Personally I regard MikroC as an abomination, but if you want to work in an expensive closed source 'walled garden' that's up to you.
Also your choice of an 8 bit PIC is already constraining your solution space making it more difficult to implement. e.g. on Arduino, this shield:
https://learn.sparkfun.com/tutorials/gps-logger-shield-hookup-guide/all could have you up and running in an afternoon. Then, if you need to, miniaturize it by designing a single board carrying the GPS module, SD card socket, AVR MCU and associated parts that fits as a piggy-back board on the back of your LCD module, within its form factor.
However, if you *MUST* use an 8 bit PIC . . .
A SD card has 512 byte sectors. To be able to write to the card with a FAT filesystem so it can be read on a PC, you *MUST* be able to buffer at least one sector in RAM. As Imo has pointed out, you need to be able to buffer 250ms of your data stream to be able to reliably write a realtime data stream to the card, so you need significantly more than a single sector's buffer. You also need enough RAM to handle reading and decoding the NMEA 0183 sentences from the GPS. If you are coding 'bare metal' you can probably get away with decoding the NMEA data on the fly and only storing the essential data fields in a compact binary format in a ring buffer, which is then expanded into whatever data format you need the output file to be in to fill the sector buffer. That could be done in under 1K RAM. However it would be an absolute PITA to code. An easier approach would be to have enough RAM for two sector buffers, used in alternation, each written as soon as its full + enough to buffer two full NMEA 0183 sentences so you can simply receive a full sentence before decoding it. The RAM requirements alone prevent you using a 'classic' midrange (PIC16) part. There are some enhanced midrange (PIC16F1.....) parts with enough RAM but their interrupt handling is clunky compared to PIC18, and as you have to manage keeping the SPI peripheral 'fed' with sector data being streamed to the SD card without missing characters from the UART, multiple interrupt priorities or even vectored interrupts would be useful. Therefore I wouldn't even attempt this project on anything less than a PIC18 with a UART, SPI peripheral and 2K RAM.

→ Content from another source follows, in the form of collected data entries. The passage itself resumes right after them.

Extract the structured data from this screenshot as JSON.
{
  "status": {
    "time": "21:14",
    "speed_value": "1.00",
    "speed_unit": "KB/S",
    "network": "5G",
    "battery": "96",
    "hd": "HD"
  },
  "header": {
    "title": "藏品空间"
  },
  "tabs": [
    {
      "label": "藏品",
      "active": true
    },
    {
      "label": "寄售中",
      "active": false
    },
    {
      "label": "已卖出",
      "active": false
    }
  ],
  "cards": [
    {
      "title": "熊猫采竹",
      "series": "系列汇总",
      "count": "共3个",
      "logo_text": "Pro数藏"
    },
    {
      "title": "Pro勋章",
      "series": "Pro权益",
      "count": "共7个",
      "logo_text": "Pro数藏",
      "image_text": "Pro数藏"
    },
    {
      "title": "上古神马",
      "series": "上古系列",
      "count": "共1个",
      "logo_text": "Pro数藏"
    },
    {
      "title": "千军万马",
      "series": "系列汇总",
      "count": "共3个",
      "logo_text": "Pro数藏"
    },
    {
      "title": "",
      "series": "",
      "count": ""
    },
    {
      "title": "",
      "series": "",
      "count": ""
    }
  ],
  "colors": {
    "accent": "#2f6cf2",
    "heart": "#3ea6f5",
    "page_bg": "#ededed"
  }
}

To avoid a lot of trouble with level conversion, it makes sense to run the PIC at 3.3V Vdd. You can get 3.3V GPS modules, and also HD44780 displays, (or most 5V ones can be converted), and the SD card interface will be less troublesome and far more reliable if the PIC and SD card are using the same logic levels rather than resistive dividers.

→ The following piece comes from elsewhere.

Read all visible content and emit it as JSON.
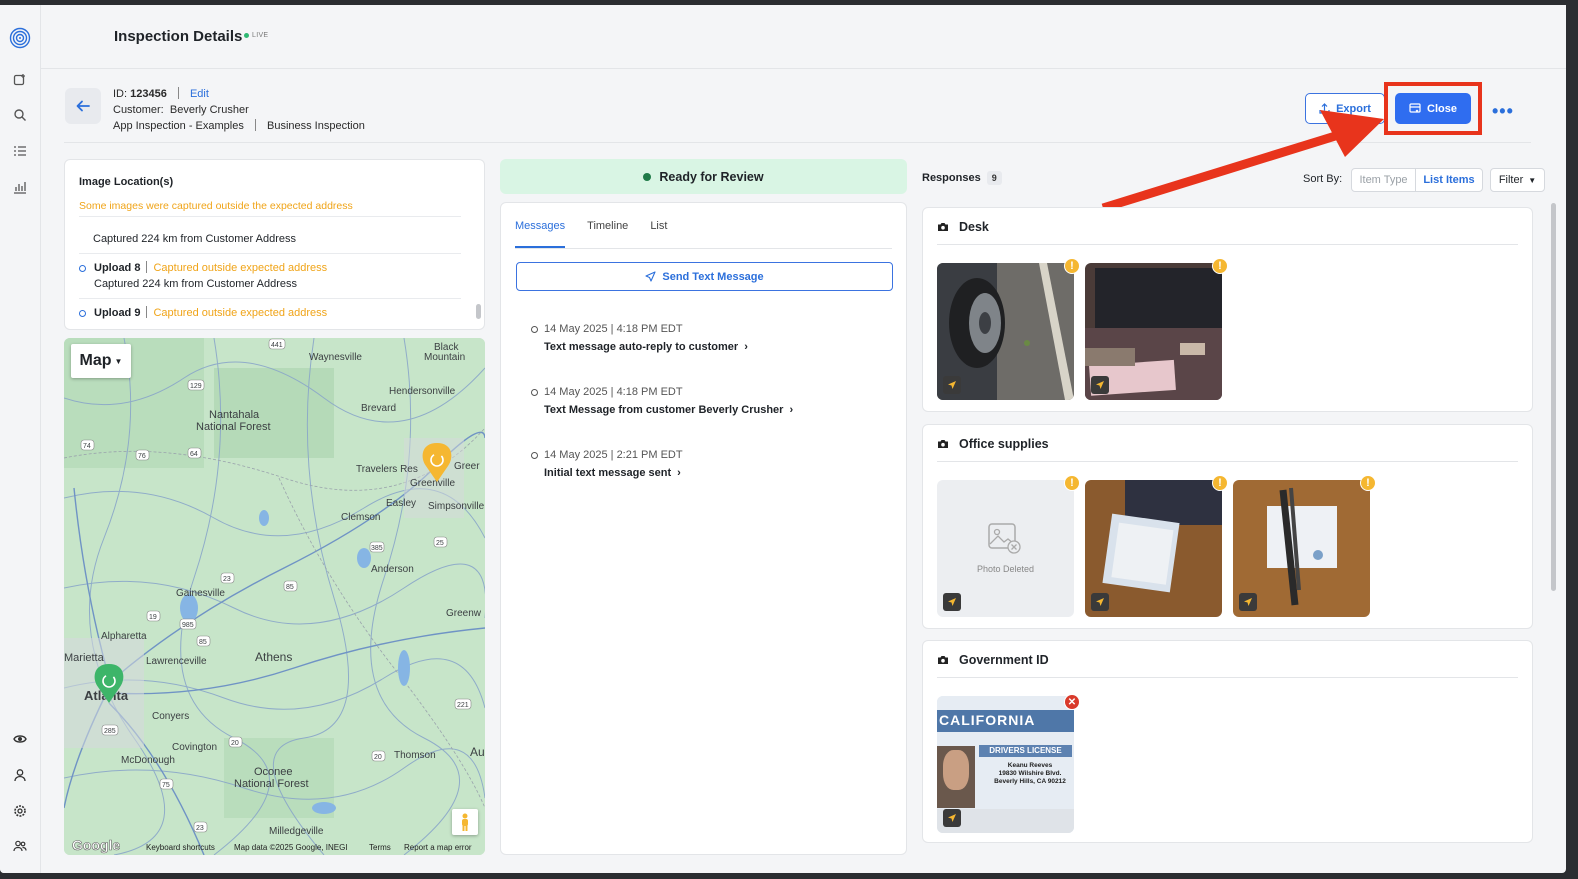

The GPS interface can often be direct to the PIC's UART pins if it has logic level I/O at the same logic level as your PIC. If its true NMEA 0183 then its 5V semi-RS232 compatible, and requires inversion and possibly level conversion if you are using 3.3V Vdd. Some PIC18 UARTs can handle the inversion in internal hardware, only leaving level conversion. You can use a potential divider for downwards level conversion, and a N-MOSFET + pullup resistor for upwards level conversion.